Using BitLocker to Secure Your System

• Your system must have a TPM 1.2 module, enabled in the system BIOS
• Your system must have 2 NTFS-formatted partitions, the boot (active) partition must be at least 1.5GB.
  • If you have not yet installed Vista, you can create two partitions, set one active and install on the other.
  • If Vista is already running, you can use the Vista BitLocker Drive Preparation tool to create the boot partition
• Join the computer to the Stanford Windows Infrastructure and move the computer object out of CN=Computers before enabling BitLocker to allow Key Escrow into AD.

    Open the BitLocker control panel (Control Panel -> Security -> BitLocker). If your system does not meet the prerequisites, you will see an error indicating that fact. Otherwise you will see the option to turn on BitLocker.

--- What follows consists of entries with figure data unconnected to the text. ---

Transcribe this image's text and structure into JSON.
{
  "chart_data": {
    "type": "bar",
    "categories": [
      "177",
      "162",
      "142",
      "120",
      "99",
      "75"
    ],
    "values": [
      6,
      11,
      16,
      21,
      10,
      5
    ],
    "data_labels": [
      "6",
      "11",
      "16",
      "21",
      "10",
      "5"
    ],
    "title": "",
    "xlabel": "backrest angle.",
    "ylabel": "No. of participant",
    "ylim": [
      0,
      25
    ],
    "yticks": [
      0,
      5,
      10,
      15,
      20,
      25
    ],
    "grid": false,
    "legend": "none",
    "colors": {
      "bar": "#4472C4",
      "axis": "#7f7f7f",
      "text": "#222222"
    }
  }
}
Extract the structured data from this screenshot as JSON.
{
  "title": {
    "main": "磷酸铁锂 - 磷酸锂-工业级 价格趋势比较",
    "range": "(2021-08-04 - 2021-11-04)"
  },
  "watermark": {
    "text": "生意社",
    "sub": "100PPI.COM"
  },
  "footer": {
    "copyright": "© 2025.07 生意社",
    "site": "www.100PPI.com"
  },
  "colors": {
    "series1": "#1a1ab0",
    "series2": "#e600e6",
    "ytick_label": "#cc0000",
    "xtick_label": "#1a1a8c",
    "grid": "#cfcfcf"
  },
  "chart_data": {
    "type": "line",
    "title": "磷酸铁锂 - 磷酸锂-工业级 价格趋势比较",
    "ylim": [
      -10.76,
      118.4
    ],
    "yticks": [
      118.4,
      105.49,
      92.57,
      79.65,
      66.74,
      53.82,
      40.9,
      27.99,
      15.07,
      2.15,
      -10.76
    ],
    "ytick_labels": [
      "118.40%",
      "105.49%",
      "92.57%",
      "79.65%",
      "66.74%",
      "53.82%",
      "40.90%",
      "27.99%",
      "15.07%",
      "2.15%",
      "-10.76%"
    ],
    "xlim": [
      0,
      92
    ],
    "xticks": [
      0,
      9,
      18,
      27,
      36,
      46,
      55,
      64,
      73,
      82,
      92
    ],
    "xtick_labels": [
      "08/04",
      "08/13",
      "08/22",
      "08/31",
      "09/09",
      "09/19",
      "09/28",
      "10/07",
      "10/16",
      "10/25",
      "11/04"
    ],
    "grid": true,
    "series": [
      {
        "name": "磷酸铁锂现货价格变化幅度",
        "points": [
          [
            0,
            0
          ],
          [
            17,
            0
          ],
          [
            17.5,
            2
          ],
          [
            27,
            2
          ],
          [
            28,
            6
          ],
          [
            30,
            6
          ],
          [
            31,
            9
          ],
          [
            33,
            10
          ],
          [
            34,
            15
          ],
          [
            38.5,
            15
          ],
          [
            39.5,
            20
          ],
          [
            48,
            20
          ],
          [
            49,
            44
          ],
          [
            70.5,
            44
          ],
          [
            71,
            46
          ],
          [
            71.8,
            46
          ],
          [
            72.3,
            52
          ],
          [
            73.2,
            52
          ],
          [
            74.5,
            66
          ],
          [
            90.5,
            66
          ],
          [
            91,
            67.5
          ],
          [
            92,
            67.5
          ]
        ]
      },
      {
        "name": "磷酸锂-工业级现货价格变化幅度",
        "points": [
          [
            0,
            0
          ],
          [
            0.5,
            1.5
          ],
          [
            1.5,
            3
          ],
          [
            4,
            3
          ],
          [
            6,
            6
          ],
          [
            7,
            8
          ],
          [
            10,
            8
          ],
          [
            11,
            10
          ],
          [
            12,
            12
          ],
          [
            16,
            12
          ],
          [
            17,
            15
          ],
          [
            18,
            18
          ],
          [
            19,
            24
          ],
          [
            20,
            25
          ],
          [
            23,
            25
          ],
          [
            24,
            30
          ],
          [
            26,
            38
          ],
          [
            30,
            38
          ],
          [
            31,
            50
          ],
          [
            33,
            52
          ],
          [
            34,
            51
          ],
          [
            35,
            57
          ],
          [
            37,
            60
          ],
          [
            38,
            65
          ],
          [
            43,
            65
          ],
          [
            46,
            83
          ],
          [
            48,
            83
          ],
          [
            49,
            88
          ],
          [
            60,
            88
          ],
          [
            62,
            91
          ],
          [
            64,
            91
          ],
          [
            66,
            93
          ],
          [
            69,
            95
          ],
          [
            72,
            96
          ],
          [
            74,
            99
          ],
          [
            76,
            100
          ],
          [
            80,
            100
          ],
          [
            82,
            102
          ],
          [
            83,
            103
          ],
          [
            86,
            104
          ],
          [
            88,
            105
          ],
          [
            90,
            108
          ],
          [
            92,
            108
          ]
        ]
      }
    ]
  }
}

If this is the first time enabling BitLocker, you will probably be asked to initialize the TPM. If you initialize the TPM here you will probably be asked for confirmation the next time the system starts.

• By Stanford Windows Infrastructure default, you will first be asked if you would like to enable a TPM PIN or startup key for additional security. Enable based on your security needs.
• You will then be prompted to create recovery keys. You can do this now or you can come back to the BitLocker control panel later. In either case, a recovery password will automatically be stored in AD.
• On the last page of the wizard, "Encrypt the selected disk volume", make sure to check the "Run BitLocker System Check" checkbox and continue. After a restart, BitLocker will start to encrypt the volume.

If you store a recovery key or password, make sure that they are not kept on the computer or with the computer.

BitLocker provides no protection to a running computer. If you leave a running computer (including  Standby or Hibernate mode) make sure that you lock the system.